The fallacy in the 'fair use' logic is that a person acquires a book and learns from it, but a machine incorporates the text. Copyright does not allow one to create a derivative work without permission. Only when the result of the transformation resembles the original work could it be said that it is subject to copyright. Do not regard either of those legal issues are set in concrete yet.
Both a human and a machine learn from it. You can design an LLM that doesn’t spit back the entire text after annealing. It just learns the essence like a human.
Morally maybe, but AFAIK machines "learning" and creating creative works on their own is not recognized legally, at least certainly not the same way as for people.
And the crazy thing is that might be cheaper when you consider the alternative is to have your lawyers negotiate with the lawyers for the publishing companies for the right to use the works as training data. Not only is it many many billable hours just to draw up the contract, but you can be sure that many companies would either not play ball or set extremely high rates.

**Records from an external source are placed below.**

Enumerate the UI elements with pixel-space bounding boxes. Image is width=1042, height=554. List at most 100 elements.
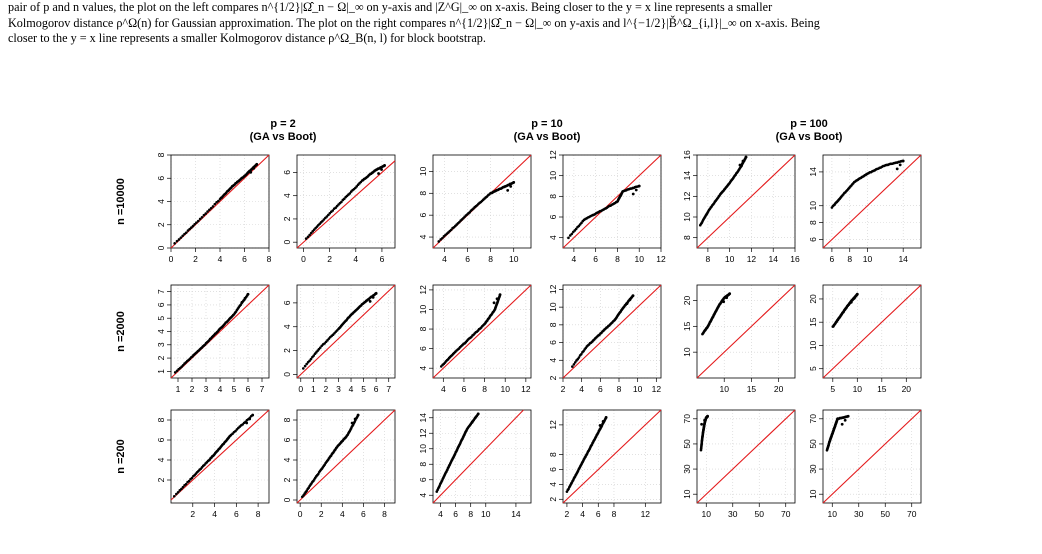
qq-tail-point [637, 184, 641, 188]
x-tick-label: 8 [612, 509, 617, 519]
x-tick-label: 6 [830, 254, 835, 264]
qq-point [213, 202, 217, 206]
x-tick-label: 6 [234, 509, 239, 519]
qq-point [340, 200, 343, 204]
y-tick-label: 0 [282, 372, 292, 377]
x-tick-label: 10 [853, 384, 863, 394]
qq-tail-point [495, 297, 499, 301]
y-tick-label: 10 [682, 347, 692, 357]
reference-line-y-equals-x [170, 409, 270, 501]
x-tick-label: 6 [246, 384, 251, 394]
qq-point [208, 208, 211, 212]
column-header-p: p = 10 [531, 118, 563, 130]
y-tick-label: 5 [808, 366, 818, 371]
y-tick-label: 10 [682, 212, 692, 222]
qq-point [318, 346, 322, 349]
x-tick-label: 5 [232, 384, 237, 394]
qq-point [196, 219, 200, 223]
panel-frame [296, 284, 396, 379]
qq-tail-point [738, 163, 742, 167]
qq-point [331, 209, 335, 212]
x-tick-label: 0 [301, 254, 306, 264]
qq-point [190, 226, 193, 229]
reference-line-y-equals-x [296, 284, 396, 379]
qq-tail-point [901, 159, 905, 163]
qq-point [175, 369, 179, 373]
x-tick-label: 1 [311, 384, 316, 394]
qq-tail-point [728, 292, 732, 296]
x-tick-label: 70 [907, 509, 917, 519]
y-tick-label: 4 [282, 193, 292, 198]
qq-tail-point [631, 192, 635, 196]
x-tick-label: 10 [633, 384, 643, 394]
x-tick-label: 5 [830, 384, 835, 394]
qq-tail-point [243, 296, 247, 300]
panel-frame [296, 409, 396, 504]
y-tick-label: 12 [418, 285, 428, 295]
qq-point [437, 240, 441, 243]
y-tick-label: 4 [156, 329, 166, 334]
qq-tail-point [846, 414, 850, 418]
x-tick-label: 2 [324, 384, 329, 394]
panel-frame [432, 154, 532, 249]
x-tick-label: 4 [218, 254, 223, 264]
qq-tail-point [512, 180, 516, 184]
y-tick-label: 20 [808, 294, 818, 304]
y-tick-label: 6 [418, 213, 428, 218]
x-tick-label: 3 [204, 384, 209, 394]
qq-point [579, 352, 583, 356]
y-tick-label: 50 [808, 439, 818, 449]
y-tick-label: 2 [156, 355, 166, 360]
y-tick-label: 15 [808, 317, 818, 327]
qq-point [175, 492, 178, 496]
qq-point [204, 212, 208, 215]
qq-point [188, 227, 191, 231]
qq-point [179, 236, 183, 239]
x-tick-label: 4 [353, 254, 358, 264]
qq-tail-point [631, 294, 635, 298]
x-tick-label: 2 [565, 509, 570, 519]
x-tick-label: 8 [706, 254, 711, 264]
y-tick-label: 6 [418, 346, 428, 351]
x-tick-label: 0 [298, 509, 303, 519]
x-tick-label: 8 [468, 509, 473, 519]
x-tick-label: 6 [361, 509, 366, 519]
y-tick-label: 12 [682, 191, 692, 201]
y-tick-label: 7 [156, 289, 166, 294]
panel-frame [562, 154, 662, 249]
y-tick-label: 5 [156, 316, 166, 321]
x-tick-label: 1 [176, 384, 181, 394]
qq-tail-point [628, 298, 632, 302]
reference-line-y-equals-x [696, 154, 796, 249]
qq-point [348, 192, 352, 195]
y-tick-label: 10 [808, 489, 818, 499]
x-tick-label: 4 [218, 384, 223, 394]
reference-line-y-equals-x [822, 284, 922, 379]
qq-tail-point [598, 424, 602, 427]
x-tick-label: 8 [847, 254, 852, 264]
row-label: n =10000 [115, 178, 127, 225]
qq-tail-point [703, 418, 706, 422]
x-tick-label: 6 [242, 254, 247, 264]
x-tick-label: 2 [193, 254, 198, 264]
qq-point [308, 233, 311, 237]
y-tick-label: 0 [156, 245, 166, 250]
qq-point [571, 365, 574, 368]
x-tick-label: 10 [509, 254, 519, 264]
x-tick-label: 6 [374, 384, 379, 394]
reference-line-y-equals-x [296, 409, 396, 504]
x-tick-label: 5 [361, 384, 366, 394]
y-tick-label: 30 [808, 464, 818, 474]
x-tick-label: 3 [336, 384, 341, 394]
y-tick-label: 8 [682, 235, 692, 240]
qq-point [180, 487, 183, 491]
y-tick-label: 8 [418, 326, 428, 331]
reference-line-y-equals-x [432, 409, 524, 504]
x-tick-label: 30 [728, 509, 738, 519]
qq-tail-point [476, 412, 480, 416]
qq-tail-point [377, 172, 380, 175]
y-tick-label: 4 [418, 366, 428, 371]
qq-point [327, 213, 330, 217]
y-tick-label: 4 [548, 358, 558, 363]
x-tick-label: 4 [349, 384, 354, 394]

Finally, if the publishing companies did bring a suit against Anthropic they might be asked to prove each case of infringement, basically to show that a specific work was used in training, which might be difficult since you can't reverse a model to get the inputs. When you're a billion dollar company it's much easier to get the courts to take your side. This isn't like the music companies suing teenagers who had a Kazaa account.
Sayi "they have the money" is not an argument. It's about the amount of effort that is needed to individually buy, scan, process millions of pages. If that's done for you, why re-do it all?